A few years later, songs like "Hurts So Good" and "Jack and Diane" did just that. Once he conquered the charts, Mellencamp felt ready to take back his own name – a plan he'd had since discovering the switch when MCA mailed out his poorly received debut.

"I was 22 years old. Back then, I listened to every suggestion," Mellencamp told UPI. "I was thinking these people are in the music business and I'm not, I'd better pay attention. Some guy would throw off an offhanded comment and I would take it to heart, whether it be about songwriting, production, or image. Then one day I woke up and realized that listening to these people has gotten me nowhere. I'm further away from what I wanted to do than I'd ever been."

He followed American Fool with 1983's Uh-Huh, which was credited to John Cougar Mellencamp. In 1991, he issued Whenever We Wanted as the first album without any reference to Cougar.
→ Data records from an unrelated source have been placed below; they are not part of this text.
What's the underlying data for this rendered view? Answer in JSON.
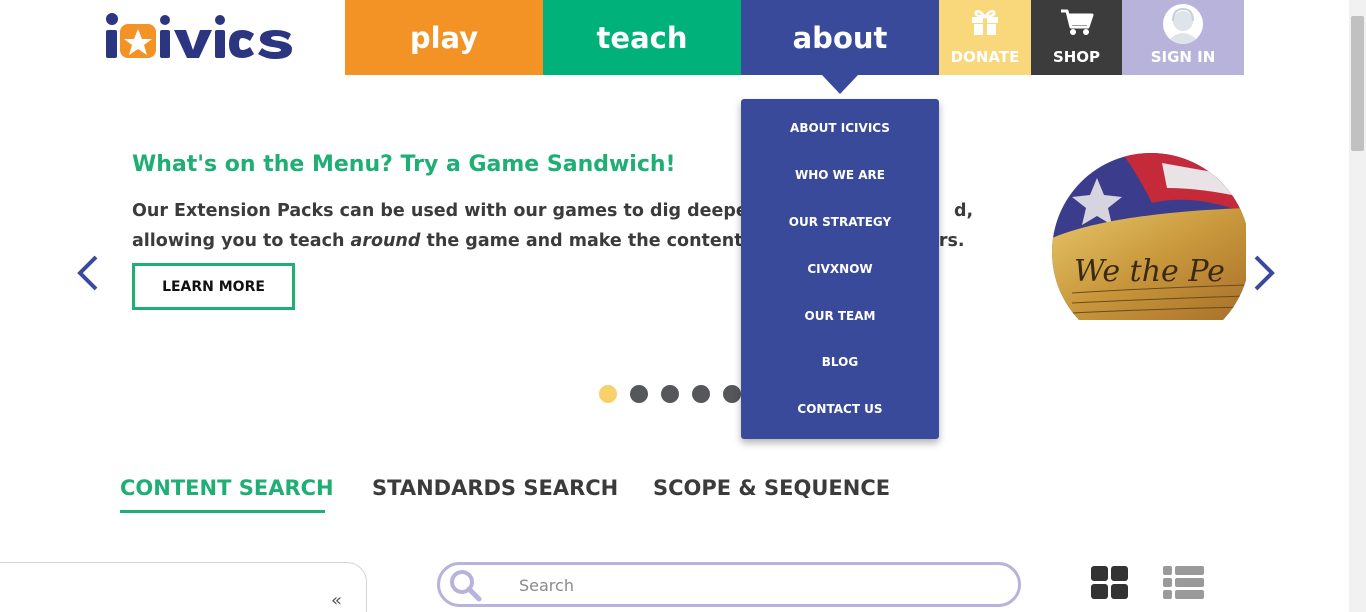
{
  "logo": {
    "text": "iCivics"
  },
  "nav": {
    "play": "play",
    "teach": "teach",
    "about": "about",
    "donate": "DONATE",
    "shop": "SHOP",
    "sign_in": "SIGN IN"
  },
  "about_menu": {
    "items": [
      "ABOUT ICIVICS",
      "WHO WE ARE",
      "OUR STRATEGY",
      "CIVXNOW",
      "OUR TEAM",
      "BLOG",
      "CONTACT US"
    ]
  },
  "hero": {
    "title": "What's on the Menu? Try a Game Sandwich!",
    "line1_visible": "Our Extension Packs can be used with our games to dig deeper into",
    "line1_tail": "d,",
    "line2_pre": "allowing you to teach ",
    "line2_em": "around",
    "line2_post": " the game and make the content more",
    "line2_tail": "ers.",
    "learn_more": "LEARN MORE",
    "image_alt": "We the People"
  },
  "carousel": {
    "slide_count": 5,
    "active_index": 0
  },
  "tabs": [
    "CONTENT SEARCH",
    "STANDARDS SEARCH",
    "SCOPE & SEQUENCE"
  ],
  "search": {
    "placeholder": "Search",
    "value": ""
  },
  "colors": {
    "play": "#f39325",
    "teach": "#00b27a",
    "about": "#3a4a9a",
    "donate": "#f9d77b",
    "shop": "#3c3c3c",
    "signin": "#b8b3db",
    "accent_green": "#1fae74",
    "dot_active": "#f9d06c",
    "dot_inactive": "#55575b"
  },
  "icons": {
    "donate": "gift-icon",
    "shop": "cart-icon",
    "sign_in": "avatar-icon",
    "prev": "chevron-left-icon",
    "next": "chevron-right-icon",
    "collapse": "double-chevron-left-icon",
    "search": "search-icon",
    "grid_view": "grid-view-icon",
    "list_view": "list-view-icon"
  }
}
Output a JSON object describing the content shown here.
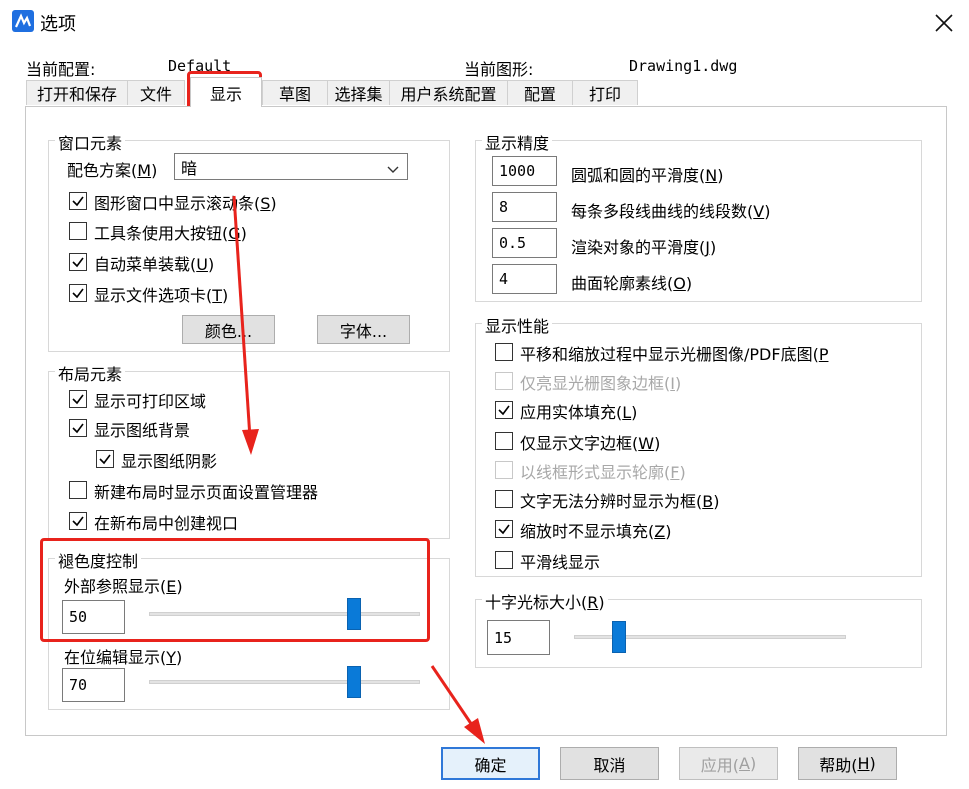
{
  "window": {
    "title": "选项",
    "close_icon": "close-icon"
  },
  "header": {
    "current_profile_label": "当前配置:",
    "current_profile_value": "Default",
    "current_drawing_label": "当前图形:",
    "current_drawing_value": "Drawing1.dwg"
  },
  "tabs": [
    "打开和保存",
    "文件",
    "显示",
    "草图",
    "选择集",
    "用户系统配置",
    "配置",
    "打印"
  ],
  "active_tab": "显示",
  "window_elements": {
    "legend": "窗口元素",
    "color_scheme_label": "配色方案(M)",
    "color_scheme_value": "暗",
    "options": [
      {
        "label": "图形窗口中显示滚动条(S)",
        "checked": true
      },
      {
        "label": "工具条使用大按钮(G)",
        "checked": false
      },
      {
        "label": "自动菜单装载(U)",
        "checked": true
      },
      {
        "label": "显示文件选项卡(T)",
        "checked": true
      }
    ],
    "colors_button": "颜色...",
    "fonts_button": "字体..."
  },
  "layout_elements": {
    "legend": "布局元素",
    "options": [
      {
        "label": "显示可打印区域",
        "checked": true
      },
      {
        "label": "显示图纸背景",
        "checked": true
      },
      {
        "label": "显示图纸阴影",
        "checked": true
      },
      {
        "label": "新建布局时显示页面设置管理器",
        "checked": false
      },
      {
        "label": "在新布局中创建视口",
        "checked": true
      }
    ]
  },
  "fade_control": {
    "legend": "褪色度控制",
    "xref_label": "外部参照显示(E)",
    "xref_value": "50",
    "xref_fraction": 0.5,
    "inplace_label": "在位编辑显示(Y)",
    "inplace_value": "70",
    "inplace_fraction": 0.7
  },
  "display_resolution": {
    "legend": "显示精度",
    "rows": [
      {
        "value": "1000",
        "label": "圆弧和圆的平滑度(N)"
      },
      {
        "value": "8",
        "label": "每条多段线曲线的线段数(V)"
      },
      {
        "value": "0.5",
        "label": "渲染对象的平滑度(J)"
      },
      {
        "value": "4",
        "label": "曲面轮廓素线(O)"
      }
    ]
  },
  "display_performance": {
    "legend": "显示性能",
    "options": [
      {
        "label": "平移和缩放过程中显示光栅图像/PDF底图(P",
        "checked": false,
        "disabled": false
      },
      {
        "label": "仅亮显光栅图象边框(I)",
        "checked": false,
        "disabled": true
      },
      {
        "label": "应用实体填充(L)",
        "checked": true,
        "disabled": false
      },
      {
        "label": "仅显示文字边框(W)",
        "checked": false,
        "disabled": false
      },
      {
        "label": "以线框形式显示轮廓(F)",
        "checked": false,
        "disabled": true
      },
      {
        "label": "文字无法分辨时显示为框(B)",
        "checked": false,
        "disabled": false
      },
      {
        "label": "缩放时不显示填充(Z)",
        "checked": true,
        "disabled": false
      },
      {
        "label": "平滑线显示",
        "checked": false,
        "disabled": false
      }
    ]
  },
  "crosshair": {
    "legend": "十字光标大小(R)",
    "value": "15",
    "fraction": 0.15
  },
  "footer": {
    "ok": "确定",
    "cancel": "取消",
    "apply": "应用(A)",
    "help": "帮助(H)"
  },
  "annotation_color": "#e8231c",
  "accent_color": "#0a7ad8"
}
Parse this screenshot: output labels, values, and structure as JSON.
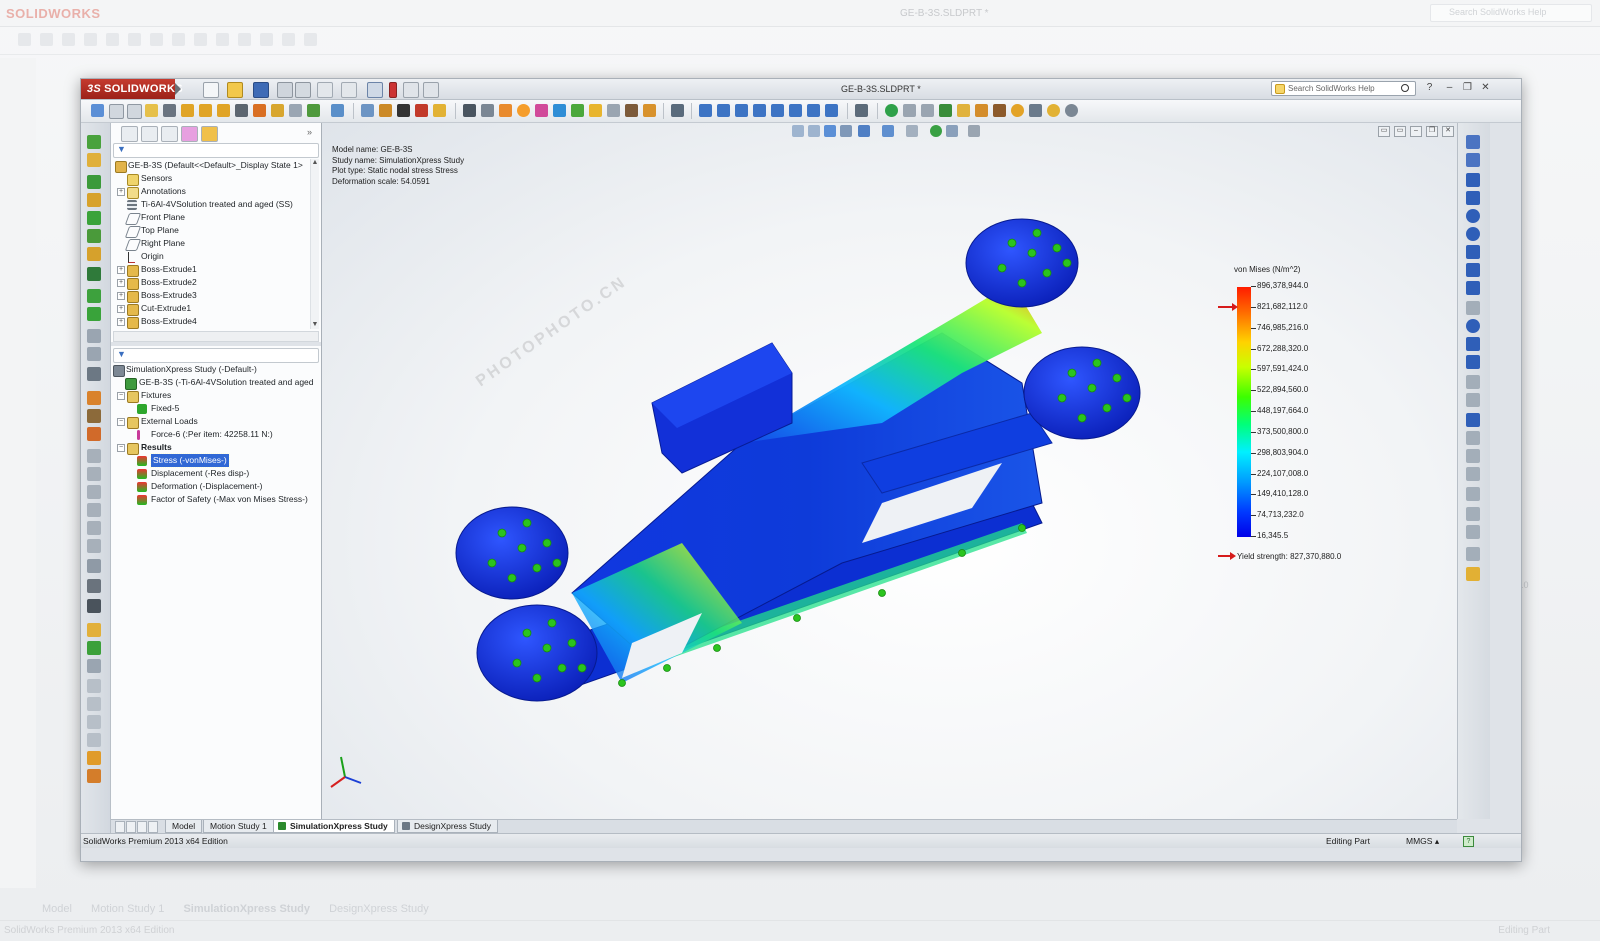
{
  "background": {
    "title": "GE-B-3S.SLDPRT *",
    "search_placeholder": "Search SolidWorks Help",
    "tabs": [
      "Model",
      "Motion Study 1",
      "SimulationXpress Study",
      "DesignXpress Study"
    ],
    "status_left": "SolidWorks Premium 2013 x64 Edition",
    "status_right": "Editing Part",
    "viewport_fragment": "880.0"
  },
  "window": {
    "app_name": "SOLIDWORKS",
    "doc_title": "GE-B-3S.SLDPRT *",
    "search_placeholder": "Search SolidWorks Help"
  },
  "feature_tree": {
    "root": "GE-B-3S  (Default<<Default>_Display State 1>",
    "items": [
      {
        "label": "Sensors",
        "icon": "sensor-icon"
      },
      {
        "label": "Annotations",
        "icon": "annotation-icon"
      },
      {
        "label": "Ti-6Al-4VSolution treated and aged (SS)",
        "icon": "material-icon"
      },
      {
        "label": "Front Plane",
        "icon": "plane-icon"
      },
      {
        "label": "Top Plane",
        "icon": "plane-icon"
      },
      {
        "label": "Right Plane",
        "icon": "plane-icon"
      },
      {
        "label": "Origin",
        "icon": "origin-icon"
      },
      {
        "label": "Boss-Extrude1",
        "icon": "extrude-icon"
      },
      {
        "label": "Boss-Extrude2",
        "icon": "extrude-icon"
      },
      {
        "label": "Boss-Extrude3",
        "icon": "extrude-icon"
      },
      {
        "label": "Cut-Extrude1",
        "icon": "cut-extrude-icon"
      },
      {
        "label": "Boss-Extrude4",
        "icon": "extrude-icon"
      }
    ]
  },
  "sim_tree": {
    "study": "SimulationXpress Study (-Default-)",
    "part": "GE-B-3S (-Ti-6Al-4VSolution treated and aged",
    "fixtures": "Fixtures",
    "fixed": "Fixed-5",
    "external_loads": "External Loads",
    "force": "Force-6 (:Per item: 42258.11 N:)",
    "results": "Results",
    "stress": "Stress (-vonMises-)",
    "displacement": "Displacement (-Res disp-)",
    "deformation": "Deformation (-Displacement-)",
    "fos": "Factor of Safety (-Max von Mises Stress-)"
  },
  "viewport": {
    "model_name": "Model name: GE-B-3S",
    "study_name": "Study name: SimulationXpress Study",
    "plot_type": "Plot type: Static nodal stress Stress",
    "deformation_scale": "Deformation scale: 54.0591"
  },
  "legend": {
    "title": "von Mises (N/m^2)",
    "values": [
      "896,378,944.0",
      "821,682,112.0",
      "746,985,216.0",
      "672,288,320.0",
      "597,591,424.0",
      "522,894,560.0",
      "448,197,664.0",
      "373,500,800.0",
      "298,803,904.0",
      "224,107,008.0",
      "149,410,128.0",
      "74,713,232.0",
      "16,345.5"
    ],
    "yield": "Yield strength: 827,370,880.0",
    "colors": [
      "#ff1c00",
      "#ffd200",
      "#3cff00",
      "#00f0ff",
      "#0039ff",
      "#0000e8"
    ]
  },
  "watermark": {
    "site": "PHOTOPHOTO.CN"
  },
  "tabs": {
    "model": "Model",
    "motion": "Motion Study 1",
    "simulation": "SimulationXpress Study",
    "design": "DesignXpress Study"
  },
  "status": {
    "edition": "SolidWorks Premium 2013 x64 Edition",
    "editing": "Editing Part",
    "units": "MMGS",
    "help": "?"
  },
  "colors": {
    "brand_red": "#c53b2f",
    "selection": "#3168d5",
    "part_blue": "#0a2ed6",
    "fixture_green": "#29c21c",
    "yield_red": "#d61b1b"
  }
}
Nevertheless, he still hasn't completely shaken the hated stage name.

"It will never leave," Mellencamp told NPR in 2010. "I still walk down the street and people would say, 'Hey, John Cougar.' You know, I hear it all the time. Or John Cougar Mellencamp — I'll be introduced that way. But as you know, that's what it was. I mean, that's what people knew me as at that time, and that's — you know, that's just the fate."